Milkwood in 2006… yet to become carbon sequestration central, due to overgrazing for… oh… only the last 100 years or so…
Last weekend Nick and I trooped off to the inaugural Carbon Farmers Conference (the first of its kind in Aus) which was conveniently held in Mudgee, just up the road (it’s quite a long road, though – this being the country and all).
And holy cow it was a jam-packed two days… The conference was set up to thresh out the concepts behind Carbon Farming – a term used to describe the process of sequestering carbon into good, healthy soil. This concept isn’t that hard to grasp – we’re all surrounded by a gazillion ‘carbon credit’ systems at the moment – systems and companies who are offering to ‘zero your footprint’ or ‘make your wedding carbon neutral’ or whatever… and the ethics of that industry is a long conversation in its self, which I will set aside for now (there’s plenty about it online though, if you want to get all riled up).

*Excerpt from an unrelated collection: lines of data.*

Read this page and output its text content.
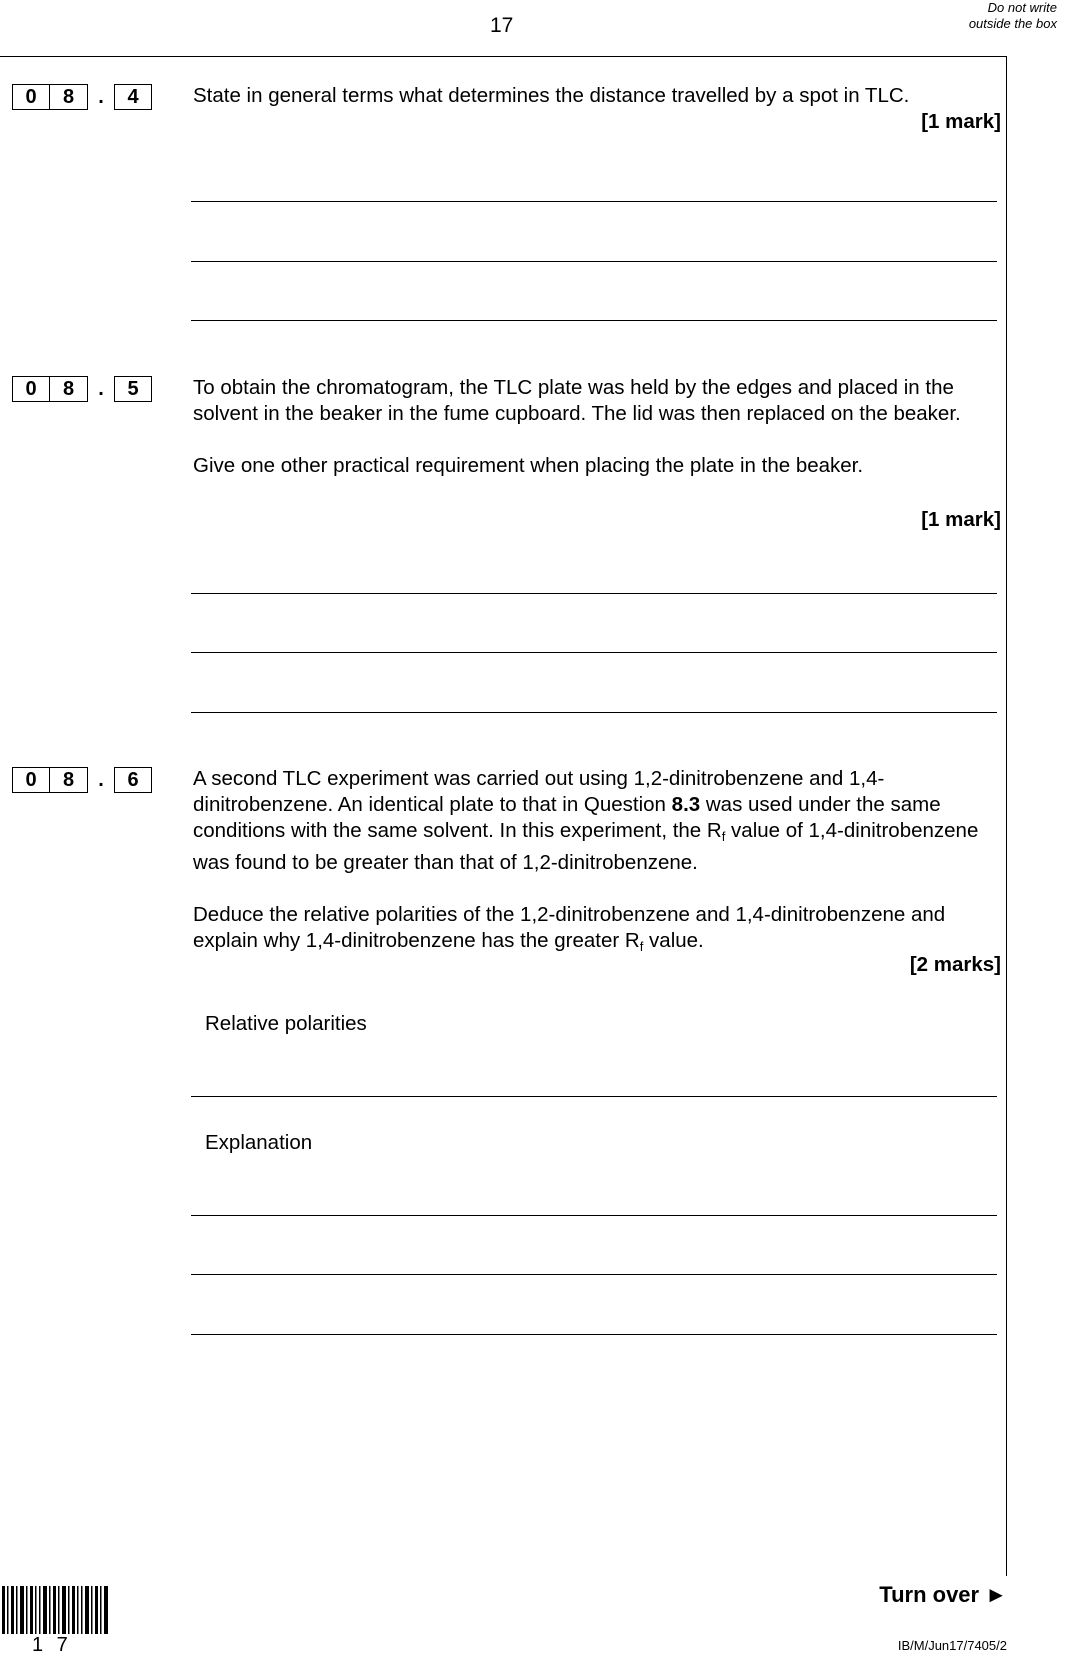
17
Do not write outside the box
0	8	.	4	State in general terms what determines the distance travelled by a spot in TLC.

[1 mark]
0	8	.	5	To obtain the chromatogram, the TLC plate was held by the edges and placed in the solvent in the beaker in the fume cupboard. The lid was then replaced on the beaker.

Give one other practical requirement when placing the plate in the beaker.

[1 mark]
0	8	.	6	A second TLC experiment was carried out using 1,2-dinitrobenzene and 1,4-dinitrobenzene. An identical plate to that in Question 8.3 was used under the same conditions with the same solvent. In this experiment, the $R_f$ value of 1,4-dinitrobenzene was found to be greater than that of 1,2-dinitrobenzene.

Deduce the relative polarities of the 1,2-dinitrobenzene and 1,4-dinitrobenzene and explain why 1,4-dinitrobenzene has the greater $R_f$ value.

[2 marks]
Relative polarities
Explanation
Turn over ►
1 7	IB/M/Jun17/7405/2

In short, some soils have the ability to hold onto (sequester) a HUGE amount of carbon. And which soils are they? The incredibly healthy ones, of course! By measuring the amount of carbon in their soils, and then undertaking activities which will increase the amount of carbon in their soils, farmers can then measure this increase in carbon and sell the difference as ‘carbon credits’ on a contractual basis. From here on in it gets a bit more complicated, so I’ll stick to the exciting bit: Farmers can get Paid to build Really Healthy Soil.
Really Healthy Soil does not come in a packet. It does not come from the local outlet of the chemical company who have been pushing their wares on western Farmers for 50 years. It comes from real land management – sustainable farming practices that don’t rip up, wear down, wear out, dry out or poison the earth, the ecosystem, or us.
Really healthy soil, which is a full-on, kick-ass ecosystem of microfauna, plants, roots and fungi, also happens to be… well… what everyone wants anyway… so… it’s really quite a good idea. Farmers can get paid to basically repair their farms to a state where the soil is once more capable of holding life without the incredible amount of chemical and high-energy inputs that broadscale and intensive farming currently involves. Hurrah to that.
So this conference was great fun. A mixture of speakers which covered a wide spectrum of voices involved (or wanting to be involved) in this concept… with a couple of notable exceptions, the attitude of speakers was positive and inclusive. It was really great to see a mixture of old-timers and younger farmers from across Australia who really did give a damn about the future, daunting as it may be (especially when you’re an Australian farmer). It did seem to me that most of the people there were either involved with, or wanting to be involved with, farming practices that were actually sustainable in the long term.
Speakers and projects of note:
– Mike Walsh: speaking from the Chicago Climate Exchange in the US via video conference on carbon trading in the US.
– Col Seis: great example of some funky techniques around pasture cropping and ‘biological farming’ (a nebulous term, but still…). One of his crops is native grass seed.
– Cam McKellar: biodynamics in a broad-ish-scale context – and lots of pasture cropping.
– Craig Carter: spoke on Natural Sequence Farming , using his property as an example of waterway rehabilitation. Pretty impressive stuff.
– David Marsh: “harvest the interest, not the capital from the landscape”… what a guy – dyed-in-the-wool type old-school farmer.
– Louisa Keily : one of the organizers of the conference, talking on soil carbon trading schemes which might actually work.
If anyone’s interested, I believe the Carbon Farmers mob will be putting the whole conference and all the presentations online soon. And if you’re feeling particularly chipper, you can check out various recent reports released by the Climate Institute and Greenhouse2007.
And then once you’ve read those reports, go dig a vege garden. Or have a stiff drink. Or even better, go have a stiff drink in a vege garden, while resolutely deciding apon your chosen positive course of action, rather than crumpling and locking yourself in a cupboard. And bend down and give the soil (albeit probably beneath concrete and other impediments) beneath your feet a bit of a pat and offer a word of thanks… because everything that sustains our species, at some point in its cycle, depends on soil to exist.